The jet got off the ground but came "inches from disaster," as one investigator put it. Its landing gear cut divots in a snow berm at the end of the taxiway.

The flight landed safely in Taipei later Friday. China Airlines over the weekend grounded the three-person Taiwanese crew until further notice, according to Hamilton Liu, China Air's station manager at Anchorage.

China Airlines officials told The Taipei Times that the suspension of their flight duties is company policy and does not imply guilt.

The Airbus 340 is a new aircraft for the company, Liu said. But he added the pilots are experienced flying other types of aircraft.

China Air is cooperating with the NTSB, FAA and with investigators from the Taiwanese equivalent of the NTSB, he said.

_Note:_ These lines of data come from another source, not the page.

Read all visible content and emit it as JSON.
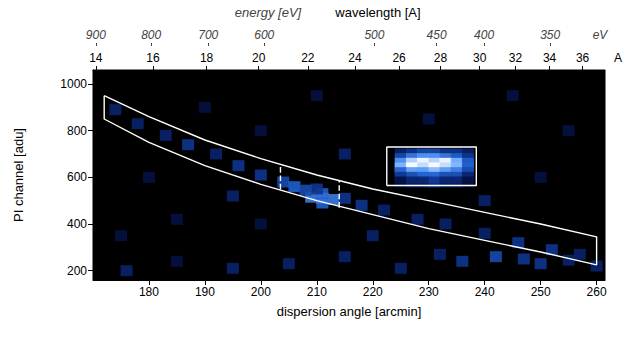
{
  "chart_data": {
    "type": "heatmap",
    "xlabel": "dispersion angle [arcmin]",
    "ylabel": "PI channel [adu]",
    "xlim": [
      170,
      261.5
    ],
    "xticks": [
      180,
      190,
      200,
      210,
      220,
      230,
      240,
      250,
      260
    ],
    "ylim": [
      160,
      1060
    ],
    "yticks": [
      200,
      400,
      600,
      800,
      1000
    ],
    "grid": false,
    "energy_axis": {
      "title": "energy [eV]",
      "unit": "eV",
      "ticks": [
        {
          "value": 170.5,
          "label": "900"
        },
        {
          "value": 180.4,
          "label": "800"
        },
        {
          "value": 190.6,
          "label": "700"
        },
        {
          "value": 200.6,
          "label": "600"
        },
        {
          "value": 220.3,
          "label": "500"
        },
        {
          "value": 231.4,
          "label": "450"
        },
        {
          "value": 239.9,
          "label": "400"
        },
        {
          "value": 251.7,
          "label": "350"
        }
      ]
    },
    "wavelength_axis": {
      "title": "wavelength [A]",
      "unit": "A",
      "ticks": [
        {
          "value": 170.5,
          "label": "14"
        },
        {
          "value": 180.7,
          "label": "16"
        },
        {
          "value": 190.3,
          "label": "18"
        },
        {
          "value": 199.6,
          "label": "20"
        },
        {
          "value": 208.4,
          "label": "22"
        },
        {
          "value": 216.8,
          "label": "24"
        },
        {
          "value": 224.7,
          "label": "26"
        },
        {
          "value": 232.1,
          "label": "28"
        },
        {
          "value": 239.1,
          "label": "30"
        },
        {
          "value": 245.5,
          "label": "32"
        },
        {
          "value": 251.6,
          "label": "34"
        },
        {
          "value": 257.5,
          "label": "36"
        }
      ]
    },
    "intensity_range": [
      0,
      10
    ],
    "cells": [
      [
        225,
        700,
        2
      ],
      [
        227,
        700,
        3
      ],
      [
        229,
        700,
        4
      ],
      [
        231,
        700,
        4
      ],
      [
        233,
        700,
        3
      ],
      [
        235,
        700,
        3
      ],
      [
        237,
        700,
        2
      ],
      [
        225,
        680,
        4
      ],
      [
        227,
        680,
        6
      ],
      [
        229,
        680,
        7
      ],
      [
        231,
        680,
        7
      ],
      [
        233,
        680,
        6
      ],
      [
        235,
        680,
        5
      ],
      [
        237,
        680,
        3
      ],
      [
        225,
        660,
        7
      ],
      [
        227,
        660,
        9
      ],
      [
        229,
        660,
        10
      ],
      [
        231,
        660,
        9
      ],
      [
        233,
        660,
        10
      ],
      [
        235,
        660,
        8
      ],
      [
        237,
        660,
        5
      ],
      [
        225,
        640,
        8
      ],
      [
        227,
        640,
        10
      ],
      [
        229,
        640,
        9
      ],
      [
        231,
        640,
        10
      ],
      [
        233,
        640,
        9
      ],
      [
        235,
        640,
        8
      ],
      [
        237,
        640,
        5
      ],
      [
        225,
        620,
        5
      ],
      [
        227,
        620,
        7
      ],
      [
        229,
        620,
        7
      ],
      [
        231,
        620,
        8
      ],
      [
        233,
        620,
        7
      ],
      [
        235,
        620,
        6
      ],
      [
        237,
        620,
        4
      ],
      [
        225,
        600,
        3
      ],
      [
        227,
        600,
        4
      ],
      [
        229,
        600,
        5
      ],
      [
        231,
        600,
        5
      ],
      [
        233,
        600,
        4
      ],
      [
        235,
        600,
        4
      ],
      [
        237,
        600,
        2
      ],
      [
        225,
        580,
        1
      ],
      [
        227,
        580,
        2
      ],
      [
        229,
        580,
        2
      ],
      [
        231,
        580,
        3
      ],
      [
        233,
        580,
        2
      ],
      [
        235,
        580,
        2
      ],
      [
        237,
        580,
        1
      ],
      [
        211,
        510,
        10
      ],
      [
        209,
        515,
        6
      ],
      [
        213,
        505,
        6
      ],
      [
        211,
        530,
        5
      ],
      [
        211,
        490,
        5
      ],
      [
        210,
        550,
        3
      ],
      [
        174,
        890,
        2
      ],
      [
        178,
        830,
        2
      ],
      [
        183,
        780,
        2
      ],
      [
        187,
        740,
        3
      ],
      [
        192,
        700,
        2
      ],
      [
        196,
        650,
        3
      ],
      [
        200,
        610,
        3
      ],
      [
        204,
        580,
        4
      ],
      [
        206,
        560,
        5
      ],
      [
        208,
        545,
        4
      ],
      [
        215,
        510,
        3
      ],
      [
        218,
        480,
        3
      ],
      [
        222,
        460,
        2
      ],
      [
        228,
        420,
        2
      ],
      [
        233,
        400,
        2
      ],
      [
        240,
        360,
        2
      ],
      [
        246,
        320,
        3
      ],
      [
        252,
        290,
        3
      ],
      [
        257,
        270,
        2
      ],
      [
        176,
        200,
        2
      ],
      [
        185,
        240,
        1
      ],
      [
        195,
        210,
        2
      ],
      [
        205,
        230,
        2
      ],
      [
        215,
        260,
        2
      ],
      [
        225,
        210,
        2
      ],
      [
        236,
        240,
        3
      ],
      [
        242,
        260,
        4
      ],
      [
        247,
        250,
        3
      ],
      [
        250,
        230,
        3
      ],
      [
        255,
        245,
        2
      ],
      [
        260,
        220,
        2
      ],
      [
        232,
        270,
        2
      ],
      [
        180,
        600,
        1
      ],
      [
        190,
        900,
        1
      ],
      [
        200,
        800,
        1
      ],
      [
        215,
        700,
        2
      ],
      [
        230,
        850,
        1
      ],
      [
        245,
        950,
        1
      ],
      [
        250,
        600,
        1
      ],
      [
        240,
        500,
        2
      ],
      [
        185,
        420,
        1
      ],
      [
        200,
        400,
        1
      ],
      [
        220,
        350,
        2
      ],
      [
        175,
        350,
        1
      ],
      [
        255,
        800,
        1
      ],
      [
        210,
        950,
        1
      ],
      [
        195,
        520,
        2
      ]
    ],
    "extraction_region": {
      "x": [
        172,
        180,
        190,
        200,
        210,
        220,
        230,
        240,
        250,
        260
      ],
      "upper": [
        950,
        860,
        760,
        680,
        610,
        550,
        500,
        450,
        400,
        345
      ],
      "lower": [
        850,
        750,
        650,
        570,
        500,
        440,
        380,
        330,
        280,
        225
      ]
    },
    "dashed_lines": [
      {
        "x": 203.5,
        "y": [
          548,
          655
        ]
      },
      {
        "x": 214,
        "y": [
          470,
          585
        ]
      }
    ],
    "box": {
      "x": [
        222.5,
        238.5
      ],
      "y": [
        565,
        730
      ]
    }
  }
}
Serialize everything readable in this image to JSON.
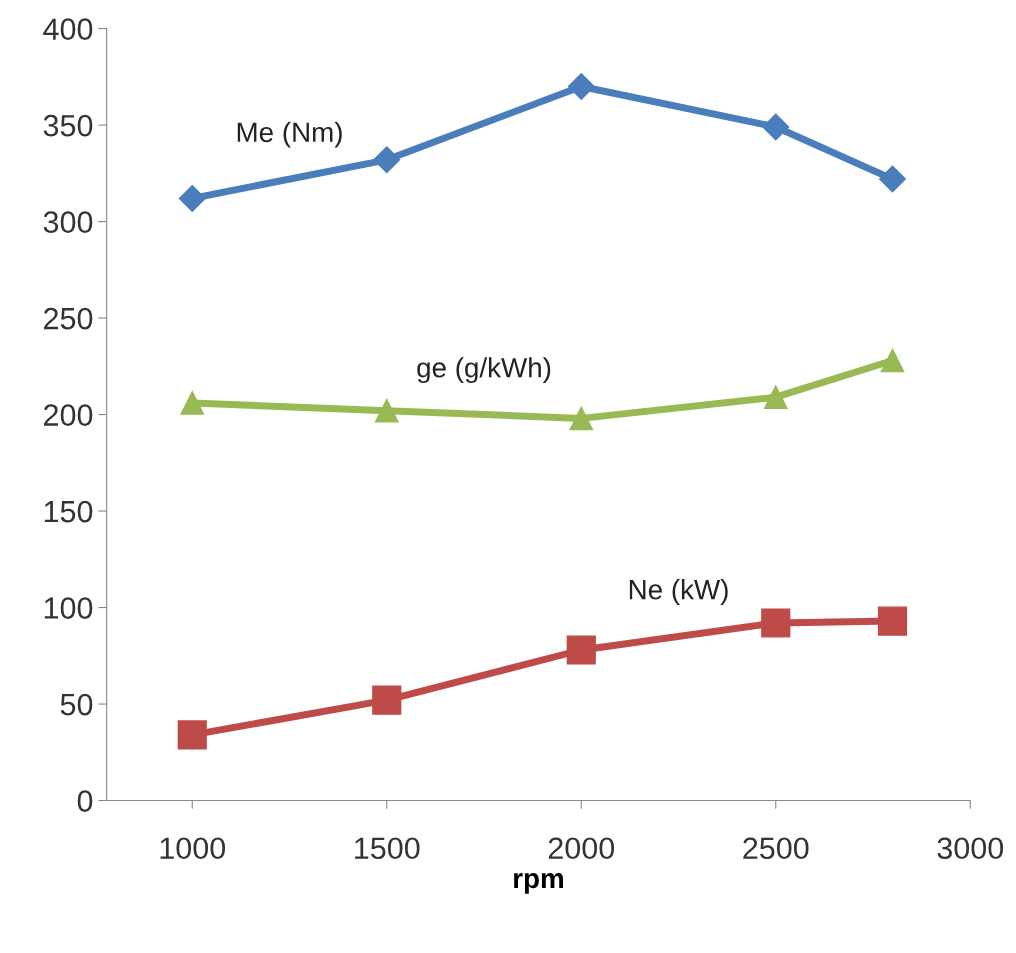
{
  "chart_data": {
    "type": "line",
    "xlabel": "rpm",
    "x": [
      1000,
      1500,
      2000,
      2500,
      2800
    ],
    "series": [
      {
        "name": "Me (Nm)",
        "color": "#4a7ebb",
        "marker": "diamond",
        "values": [
          312,
          332,
          370,
          349,
          322
        ]
      },
      {
        "name": "ge (g/kWh)",
        "color": "#98b954",
        "marker": "triangle",
        "values": [
          206,
          202,
          198,
          209,
          228
        ]
      },
      {
        "name": "Ne (kW)",
        "color": "#be4b48",
        "marker": "square",
        "values": [
          34,
          52,
          78,
          92,
          93
        ]
      }
    ],
    "xlim": [
      780,
      3000
    ],
    "xticks": [
      1000,
      1500,
      2000,
      2500,
      3000
    ],
    "ylim": [
      0,
      400
    ],
    "yticks": [
      0,
      50,
      100,
      150,
      200,
      250,
      300,
      350,
      400
    ],
    "grid": false,
    "legend": false,
    "line_style": "solid"
  }
}
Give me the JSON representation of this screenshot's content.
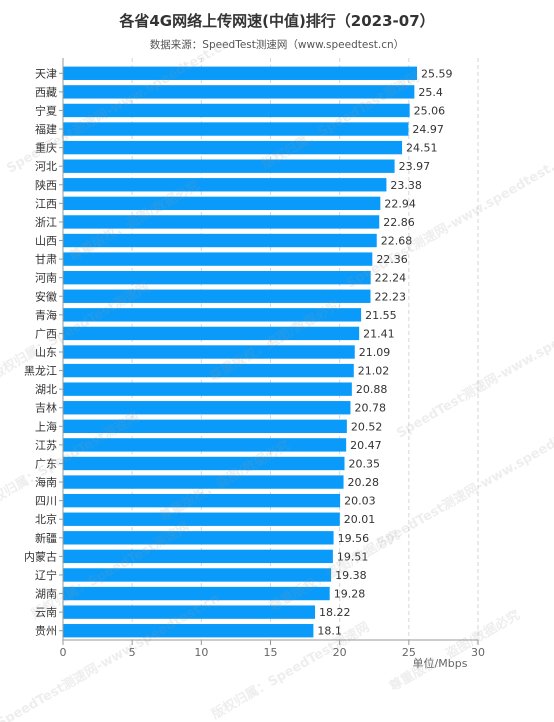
{
  "chart_data": {
    "type": "bar",
    "orientation": "horizontal",
    "title": "各省4G网络上传网速(中值)排行（2023-07）",
    "subtitle": "数据来源：SpeedTest测速网（www.speedtest.cn）",
    "unit_label": "单位/Mbps",
    "categories": [
      "天津",
      "西藏",
      "宁夏",
      "福建",
      "重庆",
      "河北",
      "陕西",
      "江西",
      "浙江",
      "山西",
      "甘肃",
      "河南",
      "安徽",
      "青海",
      "广西",
      "山东",
      "黑龙江",
      "湖北",
      "吉林",
      "上海",
      "江苏",
      "广东",
      "海南",
      "四川",
      "北京",
      "新疆",
      "内蒙古",
      "辽宁",
      "湖南",
      "云南",
      "贵州"
    ],
    "values": [
      25.59,
      25.4,
      25.06,
      24.97,
      24.51,
      23.97,
      23.38,
      22.94,
      22.86,
      22.68,
      22.36,
      22.24,
      22.23,
      21.55,
      21.41,
      21.09,
      21.02,
      20.88,
      20.78,
      20.52,
      20.47,
      20.35,
      20.28,
      20.03,
      20.01,
      19.56,
      19.51,
      19.38,
      19.28,
      18.22,
      18.1
    ],
    "value_labels": [
      "25.59",
      "25.4",
      "25.06",
      "24.97",
      "24.51",
      "23.97",
      "23.38",
      "22.94",
      "22.86",
      "22.68",
      "22.36",
      "22.24",
      "22.23",
      "21.55",
      "21.41",
      "21.09",
      "21.02",
      "20.88",
      "20.78",
      "20.52",
      "20.47",
      "20.35",
      "20.28",
      "20.03",
      "20.01",
      "19.56",
      "19.51",
      "19.38",
      "19.28",
      "18.22",
      "18.1"
    ],
    "xlim": [
      0,
      30
    ],
    "xticks": [
      "0",
      "5",
      "10",
      "15",
      "20",
      "25",
      "30"
    ],
    "grid": "vertical dashed",
    "bar_color": "#0A9BFA"
  },
  "watermark": [
    "SpeedTest测速网-www.speedtest.cn",
    "版权归属：SpeedTest测速网",
    "尊重版权，盗图/数据必究"
  ]
}
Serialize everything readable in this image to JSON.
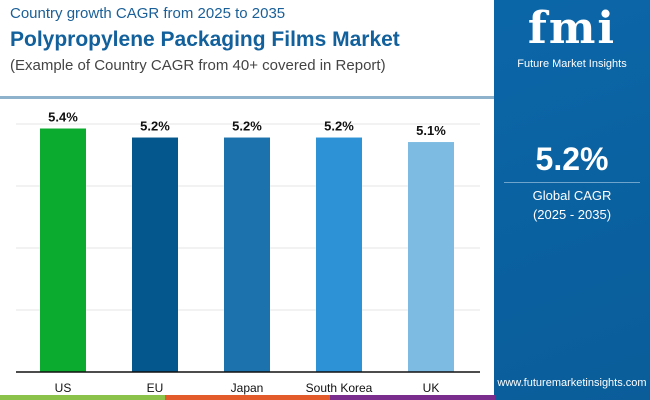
{
  "header": {
    "subtitle": "Country growth CAGR from 2025 to 2035",
    "title": "Polypropylene Packaging Films Market",
    "note": "(Example of Country CAGR from 40+ covered in Report)"
  },
  "side": {
    "logo_text": "fmi",
    "brand": "Future Market Insights",
    "value": "5.2%",
    "label1": "Global CAGR",
    "label2": "(2025 - 2035)",
    "url": "www.futuremarketinsights.com"
  },
  "chart_data": {
    "type": "bar",
    "title": "Polypropylene Packaging Films Market",
    "categories": [
      "US",
      "EU",
      "Japan",
      "South Korea",
      "UK"
    ],
    "values": [
      5.4,
      5.2,
      5.2,
      5.2,
      5.1
    ],
    "labels": [
      "5.4%",
      "5.2%",
      "5.2%",
      "5.2%",
      "5.1%"
    ],
    "colors": [
      "#0aab2e",
      "#03578c",
      "#1b72ad",
      "#2e93d6",
      "#7dbbe2"
    ],
    "ylim": [
      0,
      5.5
    ],
    "xlabel": "",
    "ylabel": "",
    "grid": true
  }
}
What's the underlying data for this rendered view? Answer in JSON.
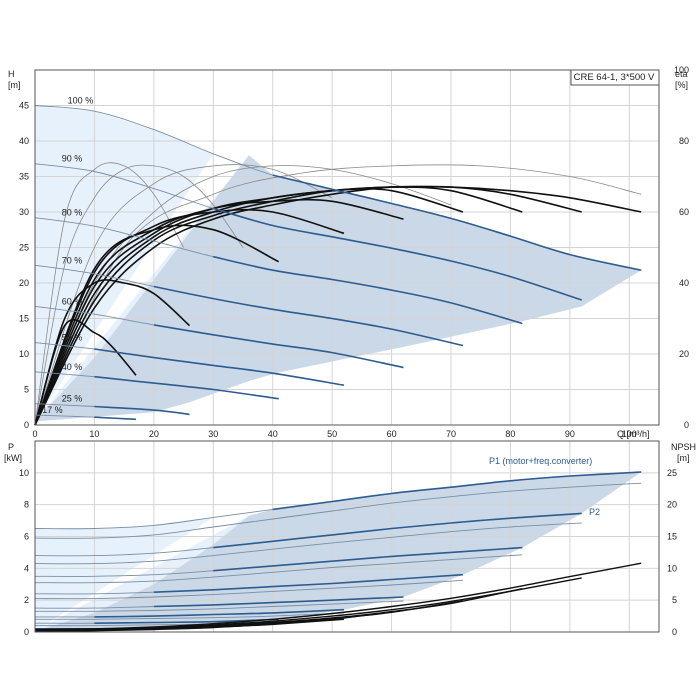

The NTSB investigation will probably take several months, Erickson said. Investigators will analyze the pilots' training and experience and the possibility that language barriers led to communication problems, among other factors.

A parallel FAA effort will investigate the quality of communications, pilot certification and the working condition of airport navigational aids. Taiwan's flight safety officials have reviewed the plane's black box and are communicating with the NTSB by e-mail.

Many questions linger, baffled aviators say.

"That was so close to a real disaster," said Felix Maguire, president of the Alaska Airmen's Association. "It's just incredible how they got away with it."

Why didn't other members of the flight crew question the pilot, given the abundant lights and markings that distinguish the taxiway from the runway? Didn't the plane's instruments tell the flight crew they were not on the 320-degree heading of their assigned runway but a 240-degree heading?

"Which is 80 degrees off," said Maguire, a former commercial pilot who flies a corporate jet. "Any pilot with basic training should know that."